With Venezuela’s victory, Russia and China will likely gain an ally on some key international issues that have put them at odds with the three Western permanent members - the U.S., Britain and France. Venezuelan President Nicolas Maduro has close ties with Syria’s President Bashar Assad and Iran and has strongly supported Russia in the Ukraine crisis.
In Caracas, a jubilant Maduro appeared on television shortly after the General Assembly vote and led his cabinet in an extended round of applause. He said the win showed the support the "entire world" has for the late President Hugo Chavez’s vision.
Venezuela’s foreign minister, Rafael Ramirez, said the win came despite a "malign campaign against our country."
The victory comes on the heels of a report from another U.N. body condemning Venezuela for taking political prisoners during a crackdown on anti-government street protests this spring.
The United States, which publicly opposed Venezuela’s last attempt to join the council in 2006, did not do so this time and would not discuss how it voted Thursday. Ten countries abstained in that vote.
"Unfortunately, Venezuela’s conduct at the U.N. has run counter to the spirit of the U.N. Charter, and its violations of human rights at home are at odds with the Charter’s letter," U.S. Ambassador Samantha Power said in a statement shortly after the vote. "The United States will continue to call upon the government of Venezuela to respect the fundamental freedoms and universal human rights of its people."

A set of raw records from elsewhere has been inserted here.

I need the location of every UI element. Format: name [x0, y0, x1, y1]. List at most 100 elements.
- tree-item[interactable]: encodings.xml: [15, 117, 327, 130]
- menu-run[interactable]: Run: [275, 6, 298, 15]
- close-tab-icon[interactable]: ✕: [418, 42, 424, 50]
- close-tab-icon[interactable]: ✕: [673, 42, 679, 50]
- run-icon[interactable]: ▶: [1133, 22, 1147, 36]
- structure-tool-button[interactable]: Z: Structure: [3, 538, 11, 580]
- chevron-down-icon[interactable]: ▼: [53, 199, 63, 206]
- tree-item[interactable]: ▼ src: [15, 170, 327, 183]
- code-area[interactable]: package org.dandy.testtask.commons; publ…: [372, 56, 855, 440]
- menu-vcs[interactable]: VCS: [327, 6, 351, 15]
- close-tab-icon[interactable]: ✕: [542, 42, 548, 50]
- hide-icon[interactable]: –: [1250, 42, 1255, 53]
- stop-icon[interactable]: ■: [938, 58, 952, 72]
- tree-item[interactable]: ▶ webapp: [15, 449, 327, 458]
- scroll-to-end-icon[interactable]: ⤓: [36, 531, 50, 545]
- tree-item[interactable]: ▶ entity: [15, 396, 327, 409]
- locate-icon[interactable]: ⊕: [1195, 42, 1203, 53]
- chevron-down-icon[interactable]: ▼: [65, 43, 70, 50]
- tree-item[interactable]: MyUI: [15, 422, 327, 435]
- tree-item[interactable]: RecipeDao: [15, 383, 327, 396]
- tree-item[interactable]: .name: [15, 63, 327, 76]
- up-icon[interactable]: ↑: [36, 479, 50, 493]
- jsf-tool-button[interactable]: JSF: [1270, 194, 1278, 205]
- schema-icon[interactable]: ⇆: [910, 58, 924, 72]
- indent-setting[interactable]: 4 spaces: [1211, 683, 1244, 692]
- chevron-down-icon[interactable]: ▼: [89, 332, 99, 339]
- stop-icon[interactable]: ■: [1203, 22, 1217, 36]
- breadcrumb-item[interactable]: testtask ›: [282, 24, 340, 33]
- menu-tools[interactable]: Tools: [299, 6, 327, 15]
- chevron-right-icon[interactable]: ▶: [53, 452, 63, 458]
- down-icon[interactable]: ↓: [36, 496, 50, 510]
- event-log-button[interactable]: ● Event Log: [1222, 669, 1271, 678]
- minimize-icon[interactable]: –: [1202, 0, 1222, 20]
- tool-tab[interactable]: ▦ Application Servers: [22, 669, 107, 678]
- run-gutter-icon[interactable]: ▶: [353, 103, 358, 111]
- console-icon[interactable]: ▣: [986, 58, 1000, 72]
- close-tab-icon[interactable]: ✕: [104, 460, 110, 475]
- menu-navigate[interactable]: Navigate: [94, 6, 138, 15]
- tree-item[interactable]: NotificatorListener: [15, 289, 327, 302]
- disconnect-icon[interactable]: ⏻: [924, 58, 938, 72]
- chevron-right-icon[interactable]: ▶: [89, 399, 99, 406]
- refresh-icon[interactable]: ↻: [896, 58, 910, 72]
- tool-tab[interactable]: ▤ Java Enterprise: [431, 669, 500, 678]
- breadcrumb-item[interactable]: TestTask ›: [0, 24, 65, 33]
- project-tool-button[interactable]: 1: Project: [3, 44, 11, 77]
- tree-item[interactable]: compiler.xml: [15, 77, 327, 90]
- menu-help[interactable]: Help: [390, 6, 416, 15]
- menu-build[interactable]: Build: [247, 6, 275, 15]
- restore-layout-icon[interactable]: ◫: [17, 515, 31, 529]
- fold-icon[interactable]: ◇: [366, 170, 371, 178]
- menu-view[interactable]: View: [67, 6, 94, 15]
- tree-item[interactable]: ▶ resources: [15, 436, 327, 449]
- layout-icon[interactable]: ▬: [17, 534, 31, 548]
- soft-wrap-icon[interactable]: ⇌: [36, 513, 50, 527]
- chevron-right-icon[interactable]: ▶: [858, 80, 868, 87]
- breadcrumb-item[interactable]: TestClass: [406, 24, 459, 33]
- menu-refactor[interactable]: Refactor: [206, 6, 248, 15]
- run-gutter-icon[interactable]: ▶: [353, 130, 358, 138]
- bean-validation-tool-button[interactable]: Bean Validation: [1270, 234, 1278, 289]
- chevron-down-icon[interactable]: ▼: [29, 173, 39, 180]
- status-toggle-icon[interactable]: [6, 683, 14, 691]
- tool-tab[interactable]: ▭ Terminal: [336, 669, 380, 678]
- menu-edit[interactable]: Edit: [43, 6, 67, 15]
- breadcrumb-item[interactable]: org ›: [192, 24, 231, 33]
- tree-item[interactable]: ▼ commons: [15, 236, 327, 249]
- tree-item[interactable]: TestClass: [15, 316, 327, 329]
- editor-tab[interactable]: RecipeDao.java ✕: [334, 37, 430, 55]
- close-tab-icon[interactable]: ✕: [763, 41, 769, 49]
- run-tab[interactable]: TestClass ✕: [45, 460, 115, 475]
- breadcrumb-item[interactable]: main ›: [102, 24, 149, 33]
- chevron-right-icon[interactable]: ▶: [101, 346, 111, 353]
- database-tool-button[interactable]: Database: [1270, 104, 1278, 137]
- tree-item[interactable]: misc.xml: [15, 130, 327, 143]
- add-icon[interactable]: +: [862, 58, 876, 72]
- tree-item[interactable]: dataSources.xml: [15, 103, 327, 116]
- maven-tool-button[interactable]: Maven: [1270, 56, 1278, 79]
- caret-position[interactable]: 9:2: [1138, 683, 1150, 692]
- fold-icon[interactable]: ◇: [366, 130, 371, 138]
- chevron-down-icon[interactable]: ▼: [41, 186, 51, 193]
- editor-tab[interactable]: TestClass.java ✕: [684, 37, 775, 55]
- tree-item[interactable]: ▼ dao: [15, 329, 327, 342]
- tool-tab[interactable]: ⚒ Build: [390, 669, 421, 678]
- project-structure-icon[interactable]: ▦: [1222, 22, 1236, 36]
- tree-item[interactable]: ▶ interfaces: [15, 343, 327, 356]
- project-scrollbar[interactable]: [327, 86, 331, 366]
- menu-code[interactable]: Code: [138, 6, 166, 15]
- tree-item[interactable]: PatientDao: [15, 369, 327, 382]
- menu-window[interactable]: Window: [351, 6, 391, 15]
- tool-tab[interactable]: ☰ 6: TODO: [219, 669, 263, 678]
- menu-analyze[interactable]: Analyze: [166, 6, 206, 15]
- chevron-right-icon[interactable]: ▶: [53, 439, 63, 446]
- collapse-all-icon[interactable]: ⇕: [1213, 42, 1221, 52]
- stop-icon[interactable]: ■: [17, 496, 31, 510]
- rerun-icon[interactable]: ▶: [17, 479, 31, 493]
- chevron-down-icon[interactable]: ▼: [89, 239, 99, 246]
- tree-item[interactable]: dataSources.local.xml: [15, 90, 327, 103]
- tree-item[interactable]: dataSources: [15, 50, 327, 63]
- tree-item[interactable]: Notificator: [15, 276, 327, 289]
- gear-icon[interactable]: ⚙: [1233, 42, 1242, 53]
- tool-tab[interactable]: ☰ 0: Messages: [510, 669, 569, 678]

Venezuela’s two-year term will give the country a high-profile arena for fiery rhetoric - much of it likely from Chavez’s daughter, Maria Gabriela Chavez, who was recently named deputy ambassador to the U.N.
Rights observers expressed concern at some of the newly elected council members.
"The Security Council’s new membership could prove more problematic on human rights issues, with several generally rights-friendly countries leaving and others coming on board with poor voting records," Philippe Bolopion, the U.N. director of Human Rights Watch, said in a statement. "This is particularly true of Venezuela, which has consistently challenged protection efforts at the (U.N.) Human Rights Council, but also of Angola and Malaysia, which need to demonstrate a more human rights-oriented approach in New York than they did in Geneva."
The countries’ foreign ministers have been in town lobbying hard for support, with splashy banquets and other events. The ballots are secret, and to win, each country had to obtain support of two-thirds of all General Assembly members present, or a minimum of 129 votes if all 193 members participate.
New Zealand’s foreign minister, Murray McCully, said his country was "obviously touched" to receive such strong support, with 145 votes.